Organised parties were again evacuated with the flying bomb attacks of 1944 and the danger areas altered.

The organised return of evacuees took place in May 1945.

The difficulties of people living in defence areas led to some financial aid.

The service was provided so that people made homeless by enemy action could be found food and somewhere to sleep immediately they were bombed out until they could return to their homes or be billeted or rehoused.

The service in embryo was based on Rest Centres organised by Public Assistance Authorities but after the September 1940 raids, the provision for the homeless was made a separate service operated by local authorities with government grant. A special Commissioner for the Homeless was appointed in the London Civil Defence Region and an inspectorate to deal with welfare and rehousing. Information and Administrative centres were set up, the Rest Centres extended and the work of voluntary bodies mobilised and co-ordinated.

The minister had power to requisition premises under the Defence (General) Regulations, 1939. It was delegated to local authorities who referred individual cases to the department. The power was used in the first instance for civil defence and billeting purposes. It was extended to rehouse families rendered homeless by bombing and for housing persons on work of national importance.

In 1939 the department issued Circular No. 1779 on the treatment of civilian deaths due to war operations. Subsequently numerous schemes were examined and instructions issued to local authorities on the identification and burial of civilian victims (including C.D. personnel) of enemy action. The schemes included arrangements for burial and funeral expenses, the disposal of property and documents of unidentified casualties, the provision of special mortuary accommodation by major authorities and the marking and upkeep of graves.

A proposal for the burial of civilian casualties in a "Garden of Honour" was considered but not adopted.

The Housing (Emergency Powers) Act, 1939, empowered local authorities to carry out repairs to dwellings damaged by enemy action. The Essential Buildings and Plant (Repair of War Damage) Act, 1939, covered repair of war damage to non-domestic buildings and plants essential to the civil population. These were followed by the Repair of War Damage Act, 1941 which was a more comprehensive measure.

The execution of the heavy programme of repairs in London, required co-operation between the Ministries of Works, Health, Labour and the War Damage Commission. This was effected by the London Repairs Executive which continued until June 1945. It was then replaced by the London Housing Committee under the aegis of the Minister of Health to integrate war damage repairs with other housing work.

Supplies for the war emergency services became so extensive, variable and difficult to get that central purchase became necessary as well as local purchase on the ministry's account.

A set of R.O.A.'s containing advice to Regional Officers of the Ministry mainly on the special war-time functions of the department is deposited in this series.
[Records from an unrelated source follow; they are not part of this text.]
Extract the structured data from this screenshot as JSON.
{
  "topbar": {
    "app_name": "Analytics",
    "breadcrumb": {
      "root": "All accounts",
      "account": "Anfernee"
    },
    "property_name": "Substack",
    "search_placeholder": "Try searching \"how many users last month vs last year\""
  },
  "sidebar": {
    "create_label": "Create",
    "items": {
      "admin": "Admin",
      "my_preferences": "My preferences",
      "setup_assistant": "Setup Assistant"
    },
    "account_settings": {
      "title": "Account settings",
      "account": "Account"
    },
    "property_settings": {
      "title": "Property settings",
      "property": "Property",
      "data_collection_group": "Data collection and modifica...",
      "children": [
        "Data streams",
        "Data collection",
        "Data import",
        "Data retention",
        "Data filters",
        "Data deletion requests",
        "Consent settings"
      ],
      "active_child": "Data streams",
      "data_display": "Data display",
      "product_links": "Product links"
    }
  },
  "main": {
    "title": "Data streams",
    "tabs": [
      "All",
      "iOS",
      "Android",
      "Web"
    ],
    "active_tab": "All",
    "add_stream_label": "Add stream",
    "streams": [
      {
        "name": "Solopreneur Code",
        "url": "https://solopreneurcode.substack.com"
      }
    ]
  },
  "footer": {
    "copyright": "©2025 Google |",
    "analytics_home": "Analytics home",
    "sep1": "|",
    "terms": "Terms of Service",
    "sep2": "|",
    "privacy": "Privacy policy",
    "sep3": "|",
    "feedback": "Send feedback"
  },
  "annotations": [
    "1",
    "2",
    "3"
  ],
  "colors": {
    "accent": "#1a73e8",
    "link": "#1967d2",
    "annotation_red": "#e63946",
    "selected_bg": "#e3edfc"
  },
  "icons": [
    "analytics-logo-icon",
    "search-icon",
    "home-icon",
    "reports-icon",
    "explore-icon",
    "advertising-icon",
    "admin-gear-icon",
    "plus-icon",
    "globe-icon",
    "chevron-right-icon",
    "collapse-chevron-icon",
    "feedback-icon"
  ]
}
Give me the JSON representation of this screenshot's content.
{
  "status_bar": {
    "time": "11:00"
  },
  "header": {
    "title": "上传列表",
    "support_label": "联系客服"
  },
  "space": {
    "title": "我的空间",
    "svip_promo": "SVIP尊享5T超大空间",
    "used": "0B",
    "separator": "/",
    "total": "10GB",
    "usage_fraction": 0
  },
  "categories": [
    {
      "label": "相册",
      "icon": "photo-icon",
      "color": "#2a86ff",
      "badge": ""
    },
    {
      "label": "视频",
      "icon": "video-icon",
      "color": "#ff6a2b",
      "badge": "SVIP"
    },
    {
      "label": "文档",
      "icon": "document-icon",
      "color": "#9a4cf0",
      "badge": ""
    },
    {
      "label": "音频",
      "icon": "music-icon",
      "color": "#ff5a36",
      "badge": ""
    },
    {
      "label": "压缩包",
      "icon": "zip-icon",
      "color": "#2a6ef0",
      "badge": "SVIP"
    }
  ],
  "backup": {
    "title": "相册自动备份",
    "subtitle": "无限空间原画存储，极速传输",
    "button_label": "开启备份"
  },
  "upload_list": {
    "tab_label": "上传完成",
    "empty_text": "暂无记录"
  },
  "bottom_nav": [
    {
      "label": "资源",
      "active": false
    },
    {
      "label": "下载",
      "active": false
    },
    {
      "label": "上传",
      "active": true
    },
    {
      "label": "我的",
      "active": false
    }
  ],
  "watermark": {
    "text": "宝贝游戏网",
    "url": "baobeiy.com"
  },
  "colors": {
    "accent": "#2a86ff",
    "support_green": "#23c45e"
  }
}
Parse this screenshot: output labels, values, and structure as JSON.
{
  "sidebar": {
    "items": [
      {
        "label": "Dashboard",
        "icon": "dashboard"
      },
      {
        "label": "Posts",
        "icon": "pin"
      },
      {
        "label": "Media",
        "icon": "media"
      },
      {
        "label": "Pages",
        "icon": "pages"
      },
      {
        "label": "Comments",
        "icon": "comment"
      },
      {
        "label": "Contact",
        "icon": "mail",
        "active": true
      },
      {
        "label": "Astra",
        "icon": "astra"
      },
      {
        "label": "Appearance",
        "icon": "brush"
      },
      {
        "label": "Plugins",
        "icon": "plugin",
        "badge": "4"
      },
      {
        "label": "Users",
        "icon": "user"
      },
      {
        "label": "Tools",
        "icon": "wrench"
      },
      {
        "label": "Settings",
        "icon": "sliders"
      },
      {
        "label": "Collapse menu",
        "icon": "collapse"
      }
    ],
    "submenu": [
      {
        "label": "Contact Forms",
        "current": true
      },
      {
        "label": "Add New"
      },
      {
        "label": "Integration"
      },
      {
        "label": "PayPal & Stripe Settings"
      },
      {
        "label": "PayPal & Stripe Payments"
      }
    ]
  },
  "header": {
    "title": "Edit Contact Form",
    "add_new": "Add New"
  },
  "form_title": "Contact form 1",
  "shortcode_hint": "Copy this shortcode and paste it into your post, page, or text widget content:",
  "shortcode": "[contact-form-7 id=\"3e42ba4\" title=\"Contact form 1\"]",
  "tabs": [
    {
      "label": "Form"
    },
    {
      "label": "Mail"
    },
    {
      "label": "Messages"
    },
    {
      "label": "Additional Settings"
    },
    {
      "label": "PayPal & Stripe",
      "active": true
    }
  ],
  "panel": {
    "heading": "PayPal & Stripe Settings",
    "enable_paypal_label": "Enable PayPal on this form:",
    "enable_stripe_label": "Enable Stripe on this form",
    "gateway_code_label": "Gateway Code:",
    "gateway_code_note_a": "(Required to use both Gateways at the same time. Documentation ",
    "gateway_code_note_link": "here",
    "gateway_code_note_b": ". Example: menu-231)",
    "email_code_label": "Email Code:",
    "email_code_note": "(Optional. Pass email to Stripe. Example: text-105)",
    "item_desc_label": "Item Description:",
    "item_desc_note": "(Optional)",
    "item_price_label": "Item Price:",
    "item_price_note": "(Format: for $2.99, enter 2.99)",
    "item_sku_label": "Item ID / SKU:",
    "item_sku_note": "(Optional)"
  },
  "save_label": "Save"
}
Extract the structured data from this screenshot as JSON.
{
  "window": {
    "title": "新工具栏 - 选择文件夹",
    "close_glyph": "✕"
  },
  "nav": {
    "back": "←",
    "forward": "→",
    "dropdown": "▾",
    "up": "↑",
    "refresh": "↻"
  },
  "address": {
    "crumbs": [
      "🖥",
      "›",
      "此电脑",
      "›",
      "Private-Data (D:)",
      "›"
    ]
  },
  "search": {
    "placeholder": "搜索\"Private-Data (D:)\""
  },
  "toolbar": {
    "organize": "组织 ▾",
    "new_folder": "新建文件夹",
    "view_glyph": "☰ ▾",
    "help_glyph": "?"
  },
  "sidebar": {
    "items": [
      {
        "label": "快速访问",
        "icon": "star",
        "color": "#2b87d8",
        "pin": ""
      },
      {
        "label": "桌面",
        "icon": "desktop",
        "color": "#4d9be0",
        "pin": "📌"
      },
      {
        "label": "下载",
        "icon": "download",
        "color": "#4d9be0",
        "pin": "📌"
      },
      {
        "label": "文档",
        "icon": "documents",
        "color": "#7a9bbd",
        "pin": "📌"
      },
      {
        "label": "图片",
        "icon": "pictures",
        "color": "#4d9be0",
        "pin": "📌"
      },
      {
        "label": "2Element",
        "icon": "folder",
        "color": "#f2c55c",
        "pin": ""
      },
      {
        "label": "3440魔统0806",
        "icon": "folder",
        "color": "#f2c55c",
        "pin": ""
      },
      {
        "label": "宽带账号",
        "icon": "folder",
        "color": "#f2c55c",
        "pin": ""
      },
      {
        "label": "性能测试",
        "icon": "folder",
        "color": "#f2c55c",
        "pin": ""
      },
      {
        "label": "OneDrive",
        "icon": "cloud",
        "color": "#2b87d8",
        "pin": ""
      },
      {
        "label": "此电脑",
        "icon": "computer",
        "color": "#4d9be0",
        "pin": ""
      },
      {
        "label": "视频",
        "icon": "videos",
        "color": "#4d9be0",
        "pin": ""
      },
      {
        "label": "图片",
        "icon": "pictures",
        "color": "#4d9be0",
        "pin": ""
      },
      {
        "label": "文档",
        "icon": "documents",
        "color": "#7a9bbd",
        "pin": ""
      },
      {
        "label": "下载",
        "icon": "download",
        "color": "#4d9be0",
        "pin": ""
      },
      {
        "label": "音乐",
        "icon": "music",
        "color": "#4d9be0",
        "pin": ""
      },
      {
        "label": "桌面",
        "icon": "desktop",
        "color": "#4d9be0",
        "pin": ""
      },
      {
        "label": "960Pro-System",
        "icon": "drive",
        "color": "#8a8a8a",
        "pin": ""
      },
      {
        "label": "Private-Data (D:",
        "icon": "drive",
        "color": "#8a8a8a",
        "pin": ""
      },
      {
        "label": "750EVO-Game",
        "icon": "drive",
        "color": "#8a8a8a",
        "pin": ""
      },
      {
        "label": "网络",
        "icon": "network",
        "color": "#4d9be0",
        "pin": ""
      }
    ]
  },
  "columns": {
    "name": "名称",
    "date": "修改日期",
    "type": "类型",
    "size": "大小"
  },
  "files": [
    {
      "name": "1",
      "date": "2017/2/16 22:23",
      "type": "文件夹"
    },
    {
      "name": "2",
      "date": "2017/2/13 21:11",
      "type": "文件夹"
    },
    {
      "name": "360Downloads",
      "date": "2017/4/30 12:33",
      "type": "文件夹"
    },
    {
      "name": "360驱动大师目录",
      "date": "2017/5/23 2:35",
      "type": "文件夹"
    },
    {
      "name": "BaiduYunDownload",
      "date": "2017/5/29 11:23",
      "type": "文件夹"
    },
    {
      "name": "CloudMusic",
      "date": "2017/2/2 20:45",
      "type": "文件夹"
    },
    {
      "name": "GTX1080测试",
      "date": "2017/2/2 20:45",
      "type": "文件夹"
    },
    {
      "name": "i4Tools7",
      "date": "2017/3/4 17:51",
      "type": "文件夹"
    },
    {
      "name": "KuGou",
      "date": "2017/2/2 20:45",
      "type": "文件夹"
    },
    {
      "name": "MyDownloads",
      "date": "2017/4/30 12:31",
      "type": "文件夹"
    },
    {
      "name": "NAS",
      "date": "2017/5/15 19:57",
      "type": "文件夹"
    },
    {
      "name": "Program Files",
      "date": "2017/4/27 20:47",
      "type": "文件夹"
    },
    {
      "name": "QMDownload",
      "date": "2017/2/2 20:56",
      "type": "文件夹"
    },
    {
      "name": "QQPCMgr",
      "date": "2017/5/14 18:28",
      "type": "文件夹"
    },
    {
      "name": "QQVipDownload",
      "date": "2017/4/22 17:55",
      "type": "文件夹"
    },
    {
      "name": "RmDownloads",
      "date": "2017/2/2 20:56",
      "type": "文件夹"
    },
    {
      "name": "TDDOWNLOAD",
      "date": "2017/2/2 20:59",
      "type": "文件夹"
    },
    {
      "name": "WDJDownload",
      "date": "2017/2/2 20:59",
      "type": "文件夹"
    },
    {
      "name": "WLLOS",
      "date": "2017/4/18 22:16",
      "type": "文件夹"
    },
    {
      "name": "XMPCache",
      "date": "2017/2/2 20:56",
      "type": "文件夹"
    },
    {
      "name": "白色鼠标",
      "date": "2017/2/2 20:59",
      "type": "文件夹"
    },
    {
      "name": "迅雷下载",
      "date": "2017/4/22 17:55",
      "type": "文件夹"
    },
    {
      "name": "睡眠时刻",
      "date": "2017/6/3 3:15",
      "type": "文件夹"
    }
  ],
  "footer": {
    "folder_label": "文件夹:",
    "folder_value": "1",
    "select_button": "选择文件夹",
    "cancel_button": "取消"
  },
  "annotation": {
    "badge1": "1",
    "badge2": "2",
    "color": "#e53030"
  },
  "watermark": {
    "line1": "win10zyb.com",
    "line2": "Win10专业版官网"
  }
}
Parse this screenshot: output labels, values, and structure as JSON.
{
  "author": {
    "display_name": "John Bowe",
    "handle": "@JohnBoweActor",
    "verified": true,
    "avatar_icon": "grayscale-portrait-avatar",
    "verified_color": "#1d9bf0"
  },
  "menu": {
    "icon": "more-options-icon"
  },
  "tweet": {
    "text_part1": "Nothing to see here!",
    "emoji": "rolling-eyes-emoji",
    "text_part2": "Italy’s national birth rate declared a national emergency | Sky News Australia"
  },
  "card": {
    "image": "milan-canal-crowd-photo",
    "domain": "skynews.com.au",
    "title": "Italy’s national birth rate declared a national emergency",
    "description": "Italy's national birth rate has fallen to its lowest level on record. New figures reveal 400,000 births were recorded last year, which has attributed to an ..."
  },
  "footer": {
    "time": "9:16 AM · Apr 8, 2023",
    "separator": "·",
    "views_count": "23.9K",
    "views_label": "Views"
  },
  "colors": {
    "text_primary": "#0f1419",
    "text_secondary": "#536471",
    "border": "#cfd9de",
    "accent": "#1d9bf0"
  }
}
District Auditors were given special duties regarding emergency war services. The important files of the Chief Inspector of Audit who oversaw this aspect of the work of the auditors have been deposited in this series:-

(a) Emergency General - cover such subjects as check of emergency claims, A.R.P. and emergency hospital records, house repair accounts under the War Damage Acts, protection of L.A. records and their reconstruction if destroyed. The expenses of L.A. in re-housing the homeless and practically any other war-time expenditure was covered.

(b) Area Finance

Audit Officers were appointed as Regional Finance Officers and were empowered to requisition and disburse cash in any emergency. These powers were held by Audit from September 1939 until 31st December 1941.

(c) Billeting

Audit Inspectors were responsible for investigating billeting questions and the recovery of billeting expenses where applicable.